A few day-after thoughts on Tom Brady's contract extension:
- I don't have the final numbers yet but if Field Yates' numbers are accurate ($30 million in existing money rolled into signing bonus plus $3 million of new guaranteed money) then Brady definitely did the team a favor. He didn't take money out of pocket to do the deal, but he definitely passed up a chance to land more.
- Brady received $3 million in new money to save the team some $30 million against the cap the next two years. He could have asked for more on the backend or upfront to make it harder for them to move on down the line, but he did not. As it stands, the team could cut or trade Brady after the 2014 season and have $18 million in dead money. It's not out of the question that they can handle that over two seasons with the cap going up. After '15 it's $12 million in dead money.
- Put it another way. Brady, who is still a perennial MVP candidate, received $33 million guaranteed. Drew Brees last year received $60.5 million. Peyton Manning received $58 million. Now, both of those players were free agents so they are going to be more expensive, but Brady could have asked for $40 million or more to help the team out. He did not.
- Of course, Brady can do that because he makes millions off the field, but that's a totally different topic.
On Brandon Lloyd:
In today's story, I said the following about Lloyd:
Odds are against Brandon Lloyd’s $3 million option bonus being picked up. There is still a lot of internal debate about what to do considering the Patriots literally couldn’t line up tomorrow at receiver. Lloyd’s erratic behavior in the locker room and on the practice field proved tiresome, according to a league and team source. If they cut Lloyd, that would save the Patriots $4.9 million against the cap this season, though there will be $2 million in dead money that can be spread out over two years. The team was smart to build in protection with Lloyd.
- Nobody should be surprised that we didn't hear anything about Lloyd's behavior during the season. The Patriots are the best at keeping a lid on things in-house during the season.
- From what I know, I wouldn't say that Lloyd was a bad guy who the team must jettison or anything. It was just the type of up-and-down mood swings that we heard a lot about in his previous stops:
“I know you’ve heard he was good in the building, but he wasn’t necessarily an angel in the building,’’ said the Broncos source. “He wasn’t a good teammate. During games, he was asking the stat person to see how many catches and yards he had at that point in the game when [Kyle] Orton was starting.

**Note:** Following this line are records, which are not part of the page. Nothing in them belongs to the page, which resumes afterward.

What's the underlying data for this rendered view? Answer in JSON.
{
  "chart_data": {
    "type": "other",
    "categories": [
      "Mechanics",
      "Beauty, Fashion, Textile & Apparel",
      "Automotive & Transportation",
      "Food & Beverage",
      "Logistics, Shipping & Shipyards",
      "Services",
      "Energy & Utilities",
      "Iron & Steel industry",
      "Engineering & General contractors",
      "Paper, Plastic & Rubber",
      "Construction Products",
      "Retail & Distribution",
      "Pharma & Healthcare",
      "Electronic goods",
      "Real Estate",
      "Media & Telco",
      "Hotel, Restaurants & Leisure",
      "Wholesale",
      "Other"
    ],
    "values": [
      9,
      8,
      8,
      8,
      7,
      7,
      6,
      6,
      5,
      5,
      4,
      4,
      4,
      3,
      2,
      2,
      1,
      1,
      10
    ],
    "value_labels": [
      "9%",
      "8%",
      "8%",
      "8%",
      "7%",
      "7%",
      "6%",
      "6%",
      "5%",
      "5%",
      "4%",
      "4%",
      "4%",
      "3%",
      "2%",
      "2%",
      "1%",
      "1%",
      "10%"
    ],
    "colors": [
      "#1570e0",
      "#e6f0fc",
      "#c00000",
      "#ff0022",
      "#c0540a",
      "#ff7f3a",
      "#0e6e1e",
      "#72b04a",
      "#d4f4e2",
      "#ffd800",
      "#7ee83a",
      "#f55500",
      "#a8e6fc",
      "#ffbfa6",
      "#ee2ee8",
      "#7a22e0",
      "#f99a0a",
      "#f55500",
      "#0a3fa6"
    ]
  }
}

“He has that locker room lawyer-type in him. Publicly he’ll say all the right things, but in the locker room he’ll voice his opinion.
“He’s extremely intelligent. Very articulate, very well-read, but there were times when people in the building thought he may be bipolar - and not joking - because he has days where he’s up and ready to go and happy-go-lucky and he’s like, ‘Hey, what’s up? How’s it going?’
“And then there were other days when he was surly and moody, and you just know it’s not a good day to approach him.
“He’s kind of a different cat, I’ll say that.’’
- You just never know what you're going to get with Lloyd, and either you can deal with it or you can't. For example, talked to one player a few weeks ago that said he was talking to Lloyd about something and suddenly Lloyd said in mid-sentence, "I don't want to talk to you anymore," and put his headphones on.
- It's one thing for that unevenness to be dealt with in the locker room and on the practice field, but when you combine it with his inconsistent play ... the Patriots love consistency. Anything that disrupts the flow of the season too often becomes a nuisance and tiresome. That was Lloyd. The Patriots don't really do eccentricity well.
- Now, that being said, it's in the realm of possibility that he is back. There is still internal debate going on about whether or not he can be managed. And the biggest factor is the Patriots don't have any receivers at this point in time. Do they cut Lloyd and roll the dice so they can find receivers other than Wes Welker (if he gets his new contract) that can function in this scheme? Or do they take a known commodity in Lloyd, figure out a way to manage him better, and try again? That remains to be seen. His production (74 catches for 911 yards) is nothing to sneeze at with the way the receiver position has gone for the Patriots. But the odds are that he isn't back.